Recherche : classement hybride et réponses structurées pour les agents
La recherche pour les humains renvoie des pages HTML. La recherche pour les agents renvoie un objet structuré indiquant comment obtenir plus de données. La réponse doit inclure non seulement les données, mais aussi l’adresse de l’agent-fournisseur :
{
"results": [
{
"id": "doc_123",
"name": "Appartement 2 pièces, rue Tverskaya, 68 m²",
"price": 79 000,
"available": true,
"relevance_score": 0.92,
"trust_score": 0.94,
"agent": {
"handle": "etagi%23aigentix.org",
"name": "Etaji",
"endpoint": "https://api.etagi.ru/aip"
}
}
]
}
Le champ agent n’est pas un lien vers un site web — c’est une adresse pour de futures appels A2A. Après avoir résolu etagi%23aigentix.org, l’agent envoie un POST avec le type aip.commerce.offer.request et item_id, recevant des photos structurées, des plans d’étage et des coordonnées — sans aucun rendu HTML.
La recherche hybride est nécessaire car la recherche sémantique pure ne suffit pas :
- Les codes produits et les phrases exactes (par exemple,
iPhone 15 Pro Max 256GB) nécessitent FTS ; - Les nouvelles entités (marques, entreprises, produits) manquent de contexte sémantique suffisant dans les embeddings ;
- Les valeurs numériques (prix, superficie, étage) sont mal distinguées dans l’espace d’embedding.
RRF est mis en œuvre ainsi :
def rrf(semantic_rank, fts_rank, k=60):
return 1/(k + semantic_rank) + 1/(k + fts_rank)
Cela permet de combiner deux classements sans normalisation, en préservant la sensibilité aux premières positions et en améliorant constamment la qualité sur des requêtes mixtes.
Protocole comme spécification : interopérabilité avant implémentation
Le principe clé est la séparation stricte du protocole et de l’implémentation. L’AIP (Agent Interaction Protocol) définit :
- Le format de l’enveloppe : champs obligatoires
id,from,to,type,encrypted_body,sig; - Les règles de résolution de handle → DID → endpoint ;
- Le schéma des requêtes et des réponses de recherche ;
- Les algorithmes de vérification des VC et de calcul du Trust Score.
L’implémentation (Hub) peut utiliser n’importe quelle pile : Rust avec Actix, Go avec NATS, Python avec FastAPI — ce sont des détails de déploiement.

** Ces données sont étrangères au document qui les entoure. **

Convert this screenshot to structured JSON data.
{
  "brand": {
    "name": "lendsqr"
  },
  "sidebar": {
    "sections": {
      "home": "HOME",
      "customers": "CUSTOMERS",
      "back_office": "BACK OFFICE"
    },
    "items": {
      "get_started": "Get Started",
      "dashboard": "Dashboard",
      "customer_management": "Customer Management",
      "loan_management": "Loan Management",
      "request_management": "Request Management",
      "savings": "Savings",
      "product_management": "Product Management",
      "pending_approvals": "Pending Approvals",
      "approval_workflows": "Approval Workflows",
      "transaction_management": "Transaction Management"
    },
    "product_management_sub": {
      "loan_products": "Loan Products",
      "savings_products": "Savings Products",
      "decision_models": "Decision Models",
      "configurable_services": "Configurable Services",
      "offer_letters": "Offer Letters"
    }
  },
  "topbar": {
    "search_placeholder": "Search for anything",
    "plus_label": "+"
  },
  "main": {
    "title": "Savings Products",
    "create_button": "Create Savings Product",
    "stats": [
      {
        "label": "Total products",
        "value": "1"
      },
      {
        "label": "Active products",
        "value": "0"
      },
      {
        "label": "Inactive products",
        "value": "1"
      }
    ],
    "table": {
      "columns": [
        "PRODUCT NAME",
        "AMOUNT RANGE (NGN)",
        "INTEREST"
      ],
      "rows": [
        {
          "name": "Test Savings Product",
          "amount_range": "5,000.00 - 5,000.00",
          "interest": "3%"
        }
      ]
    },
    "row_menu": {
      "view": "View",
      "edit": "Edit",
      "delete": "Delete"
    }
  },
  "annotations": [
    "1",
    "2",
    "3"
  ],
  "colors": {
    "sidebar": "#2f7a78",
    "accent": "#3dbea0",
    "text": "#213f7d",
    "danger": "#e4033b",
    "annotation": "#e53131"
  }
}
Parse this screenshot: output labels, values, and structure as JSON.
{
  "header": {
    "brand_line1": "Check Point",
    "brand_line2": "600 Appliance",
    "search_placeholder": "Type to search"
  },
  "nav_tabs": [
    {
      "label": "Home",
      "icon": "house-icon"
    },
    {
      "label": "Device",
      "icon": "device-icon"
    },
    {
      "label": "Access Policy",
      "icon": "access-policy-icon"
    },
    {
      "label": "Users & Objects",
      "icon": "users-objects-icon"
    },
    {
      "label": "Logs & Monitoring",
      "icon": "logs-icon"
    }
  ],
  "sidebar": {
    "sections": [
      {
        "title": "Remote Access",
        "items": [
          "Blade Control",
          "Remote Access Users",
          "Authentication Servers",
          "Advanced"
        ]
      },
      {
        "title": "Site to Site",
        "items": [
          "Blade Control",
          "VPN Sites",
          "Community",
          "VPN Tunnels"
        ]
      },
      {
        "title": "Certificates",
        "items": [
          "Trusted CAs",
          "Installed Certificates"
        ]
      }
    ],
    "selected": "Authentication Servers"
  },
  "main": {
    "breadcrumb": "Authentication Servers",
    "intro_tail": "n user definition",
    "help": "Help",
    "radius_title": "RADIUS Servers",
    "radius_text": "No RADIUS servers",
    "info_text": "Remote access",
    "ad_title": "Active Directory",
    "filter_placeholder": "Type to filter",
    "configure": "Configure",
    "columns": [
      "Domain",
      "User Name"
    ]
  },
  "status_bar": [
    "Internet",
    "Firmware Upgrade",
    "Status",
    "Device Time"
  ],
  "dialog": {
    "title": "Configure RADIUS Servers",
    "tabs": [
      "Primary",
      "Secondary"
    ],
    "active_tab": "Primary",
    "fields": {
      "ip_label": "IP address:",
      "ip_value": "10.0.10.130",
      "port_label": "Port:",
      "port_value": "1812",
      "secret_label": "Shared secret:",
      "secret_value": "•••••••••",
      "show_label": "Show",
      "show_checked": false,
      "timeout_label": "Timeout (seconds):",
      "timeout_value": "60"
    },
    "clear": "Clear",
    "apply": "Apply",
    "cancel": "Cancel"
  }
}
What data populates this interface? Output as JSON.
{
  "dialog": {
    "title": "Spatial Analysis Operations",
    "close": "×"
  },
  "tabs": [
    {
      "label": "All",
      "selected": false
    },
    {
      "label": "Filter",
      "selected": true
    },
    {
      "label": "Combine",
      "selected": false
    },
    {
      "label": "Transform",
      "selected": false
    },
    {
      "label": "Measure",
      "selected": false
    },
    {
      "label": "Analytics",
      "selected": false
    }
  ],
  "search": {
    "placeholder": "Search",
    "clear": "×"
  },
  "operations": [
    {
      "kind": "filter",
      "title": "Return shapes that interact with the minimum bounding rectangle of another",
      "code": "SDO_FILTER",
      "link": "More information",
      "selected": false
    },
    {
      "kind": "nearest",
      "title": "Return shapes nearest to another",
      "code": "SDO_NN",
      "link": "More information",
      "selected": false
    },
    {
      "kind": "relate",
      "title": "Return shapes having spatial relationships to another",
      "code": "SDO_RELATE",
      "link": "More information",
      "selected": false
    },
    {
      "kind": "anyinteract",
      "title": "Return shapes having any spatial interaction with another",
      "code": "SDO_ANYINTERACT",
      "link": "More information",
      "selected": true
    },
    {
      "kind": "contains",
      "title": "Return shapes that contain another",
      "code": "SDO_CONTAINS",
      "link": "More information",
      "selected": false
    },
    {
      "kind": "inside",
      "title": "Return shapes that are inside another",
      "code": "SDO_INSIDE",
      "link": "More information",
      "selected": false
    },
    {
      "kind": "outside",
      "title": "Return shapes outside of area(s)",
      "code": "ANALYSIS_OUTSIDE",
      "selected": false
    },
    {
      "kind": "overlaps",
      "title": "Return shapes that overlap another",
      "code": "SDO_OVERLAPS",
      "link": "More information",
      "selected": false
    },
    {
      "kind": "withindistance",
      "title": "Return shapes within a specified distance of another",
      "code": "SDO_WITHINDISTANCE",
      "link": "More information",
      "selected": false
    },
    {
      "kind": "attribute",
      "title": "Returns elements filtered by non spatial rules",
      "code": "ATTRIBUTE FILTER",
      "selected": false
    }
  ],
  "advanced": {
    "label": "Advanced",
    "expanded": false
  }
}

Cette architecture garantit :
- L’interopérabilité entre agents de différents développeurs ;
- Pas de verrouillage vendor pour les entreprises ;
- Capacité de fédération : les Hubs sur des domaines différents peuvent router les messages entre eux.
L’analogie avec le courrier électronique est appropriée : SMTP est un protocole ouvert, Gmail et Yandex.Mail sont des implémentations indépendantes, et pourtant les emails circulent entre eux sans coordination.
Ce qui compte
- L’adressage des agents IA nécessite un modèle en trois couches (handle/DID/endpoint) pour séparer la lisibilité de l’identité cryptographique et du routage physique.
- Le routage en relais impose une idempotence stricte : chaque message doit avoir un UUID v4 et
created_at, et le destinataire doit supporter la déduplication par fenêtre glissante. - La confiance se construit sur les Verifiable Credentials de W3C, pas sur des notes centralisées : la vérification se fait localement, sans services externes.
- La recherche pour les agents renvoie non pas des URLs, mais des objets avec
agent.handleetagent.endpoint— c’est la base du prochain niveau d’interaction A2A. - La recherche hybride (RRF) combine FTS et classement sémantique parce que les embeddings ne remplacent pas les correspondances exactes pour les codes produits, les chiffres et les nouvelles entités.
- Le protocole doit être séparé de l’implémentation : c’est la condition pour l’interopérabilité, la fédération et la protection contre le verrouillage vendor.